— Стрельцы свое дело знают, но разбираться с убийством не станут, — серьезно сказал Илья. — У меня у самого ноги не ходят, помощник надобен!
Староста Добромил задумался: поднял руку, поскреб в затылке.
— Ноги, значит, тебе, Илюша, нужны. Что ж, будут ноги тебе, сильные, крепкие, здоровые.
Василиса не ожидала от таких рассуждений ничего хорошего — и точно! Добромил посмотрел на нее лисьим взглядом и молвил:
— У тебя, Василиса, все равно ни кола, ни двора, ни дела какого.
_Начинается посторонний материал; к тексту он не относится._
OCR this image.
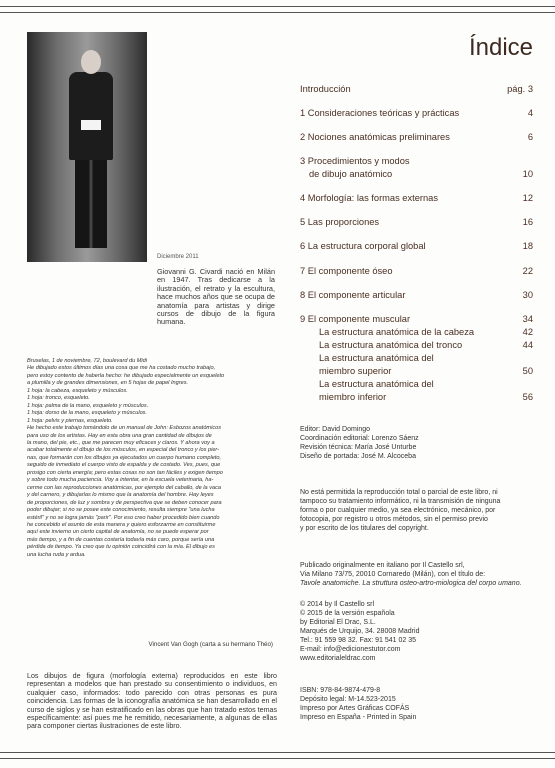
Diciembre 2011
Giovanni G. Civardi nació en Milán en 1947. Tras dedicarse a la ilustración, el retrato y la escultura, hace muchos años que se ocupa de anatomía para artistas y dirige cursos de dibujo de la figura humana.
Bruselas, 1 de noviembre, 72, boulevard du Midi
He dibujado estos últimos días una cosa que me ha costado mucho trabajo,
pero estoy contento de haberla hecho: he dibujado especialmente un esqueleto
a plumilla y de grandes dimensiones, en 5 hojas de papel Ingres.
1 hoja: la cabeza, esqueleto y músculos.
1 hoja: tronco, esqueleto.
1 hoja: palma de la mano, esqueleto y músculos.
1 hoja: dorso de la mano, esqueleto y músculos.
1 hoja: pelvis y piernas, esqueleto.
He hecho este trabajo tomándolo de un manual de John: Esbozos anatómicos
para uso de los artistas. Hay en esta obra una gran cantidad de dibujos de
la mano, del pie, etc., que me parecen muy eficaces y claros. Y ahora voy a
acabar totalmente el dibujo de los músculos, en especial del tronco y los pier-
nas, que formarán con los dibujos ya ejecutados un cuerpo humano completo,
seguido de inmediato el cuerpo visto de espalda y de costado. Ves, pues, que
prosigo con cierta energía; pero estas cosas no son tan fáciles y exigen tiempo
y sobre todo mucha paciencia. Voy a intentar, en la escuela veterinaria, ha-
cerme con las reproducciones anatómicas, por ejemplo del caballo, de la vaca
y del carnero, y dibujarlas lo mismo que la anatomía del hombre. Hay leyes
de proporciones, de luz y sombra y de perspectiva que se deben conocer para
poder dibujar; si no se posee este conocimiento, resulta siempre "una lucha
estéril" y no se logra jamás "parir". Por eso creo haber procedido bien cuando
he concebido el asunto de esta manera y quiero esforzarme en constituirme
aquí este invierno un cierto capital de anatomía, no se puede esperar por
más tiempo, y a fin de cuentas costaría todavía más caro, porque sería una
pérdida de tiempo. Ya creo que tu opinión coincidirá con la mía. El dibujo es
una lucha ruda y ardua.
Vincent Van Gogh (carta a su hermano Théo)
Los dibujos de figura (morfología externa) reproducidos en este libro representan a modelos que han prestado su consentimiento o individuos, en cualquier caso, informados: todo parecido con otras personas es pura coincidencia. Las formas de la iconografía anatómica se han desarrollado en el curso de siglos y se han estratificado en las obras que han tratado estos temas específicamente: así pues me he remitido, necesariamente, a algunas de ellas para componer ciertas ilustraciones de este libro.
Índice
Introducción	pág. 3
1 Consideraciones teóricas y prácticas	4
2 Nociones anatómicas preliminares	6
3 Procedimientos y modos
de dibujo anatómico	10
4 Morfología: las formas externas	12
5 Las proporciones	16
6 La estructura corporal global	18
7 El componente óseo	22
8 El componente articular	30
9 El componente muscular	34
La estructura anatómica de la cabeza	42
La estructura anatómica del tronco	44
La estructura anatómica del
miembro superior	50
La estructura anatómica del
miembro inferior	56
Editor: David Domingo
Coordinación editorial: Lorenzo Sáenz
Revisión técnica: María José Unturbe
Diseño de portada: José M. Alcoceba
No está permitida la reproducción total o parcial de este libro, ni
tampoco su tratamiento informático, ni la transmisión de ninguna
forma o por cualquier medio, ya sea electrónico, mecánico, por
fotocopia, por registro u otros métodos, sin el permiso previo
y por escrito de los titulares del copyright.
Publicado originalmente en italiano por Il Castello srl,
Via Milano 73/75, 20010 Cornaredo (Milán), con el título de:
Tavole anatomiche. La struttura osteo-artro-miologica del corpo umano.
© 2014 by Il Castello srl
© 2015 de la versión española
by Editorial El Drac, S.L.
Marqués de Urquijo, 34. 28008 Madrid
Tel.: 91 559 98 32. Fax: 91 541 02 35
E-mail: info@edicionestutor.com
www.editorialeldrac.com
ISBN: 978-84-9874-479-8
Depósito legal: M-14.523-2015
Impreso por Artes Gráficas COFÁS
Impreso en España - Printed in Spain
Будешь Илюше помощницей!
Не ожидала такого девица, но не в характере ее было ругаться со старшими. Василиса только юбку на коленях разгладила и сказала:
— Да как же дела-то нет, когда капище без жреца осталось?
Добромил хмыкнул, смолчал, но вмешался Илья:
— Девиц в жрецы Перуновы не берут, — молвил он, твердо глядя на Василису. — Только в служки, и то если есть способности ведовские. Так ты, милая, ведьма?
Василиса кивнула, смутилась под его внимательным взглядом. Вспомнила — христиане, они ведь не любят ведьм. Говаривают, что, если ведьма зайдет в церковь православную, так оттуда живой не выйдет.
Но Илья вроде в церковь ее не тащил, спокойно смотрел, не зло. Василиса страха не чувствовала.
— Так я помощницей быть не отказываюсь, — сказала она, опустив глаза. — Только живу далече. Избушка у нас возле капища Перунова. Втроем жили: я, жрец Златослав и Петруша, служка наш. В городе он сейчас.
— Ничего-ничего, — протянул Добромил. — Вот как ты быстро сюда шла, я за тобой едва-едва поспевал. Утром — сюда, вечером — домой. И не спорь, Василиска, убийство — дело серьезное. К тому же ты — ведьма, и то всем в округе известно. При деле бы тебе быть! Спокойнее оно будет.
— Никак ведьм не боятся? — вскинула голову Василиса.
Староста усмехнулся в бороду, но промолчал. Зато Илья Муромец кружку с молоком отставил и сказал тихо, вполголоса:
— Боятся, Василисушка, еще как боятся. Но только когда ведьма — карга старая. Девок же молодых опасаются, замуж не зовут, вслед плюют — да и не более. Что, если слухи пойдут, будто ты Златослава сама извела, чтобы полюбовника молодого в жрецы посадить? Что делать-то будешь? А то я не знаю — на вилы тебя поднимут, и не сделаешь ничего. Читал я про ведьм — есть у вас сила колдовская, неведомая, но толпу остановить-то ее не хватит. Что молчишь, Василиса, или не прав я?
Девушка неохотно кивнула: все правильно он сказал. Ведьм деревенские хоть и боятся, но было, что и сжигали, и на вилы поднимали. Силы-то ведовские — мирные. Извести человека изрядно способов имеется, но это одного или двух. А куда против разъяренной толпы?
Вот и не стала Василиса спорить с Ильей, сказала только:
— Везде ты прав, но насчет Петрушки не прав. Не полюбовник он мне, а словно брат названый. Я, может, Бориса люблю, которого печенеги три года назад убили. Что делать-то нужно?
— Ты грамотная, Василиса? — вместо ответа спросил Илья, а когда девушка кивнула, добавил, — добро. Матушка выдаст тебе писчие принадлежности. Сходи-ка к капищу со стрельцами, осмотри тело, если не боишься, запиши все и вернись. А еще…
Илья говорил и говорил, и девушка только успевала записывать. А староста Добромил сидел на скамейке рядом и улыбался в усы так довольно, что Василиса даже решила отметить его как первого подозреваемого.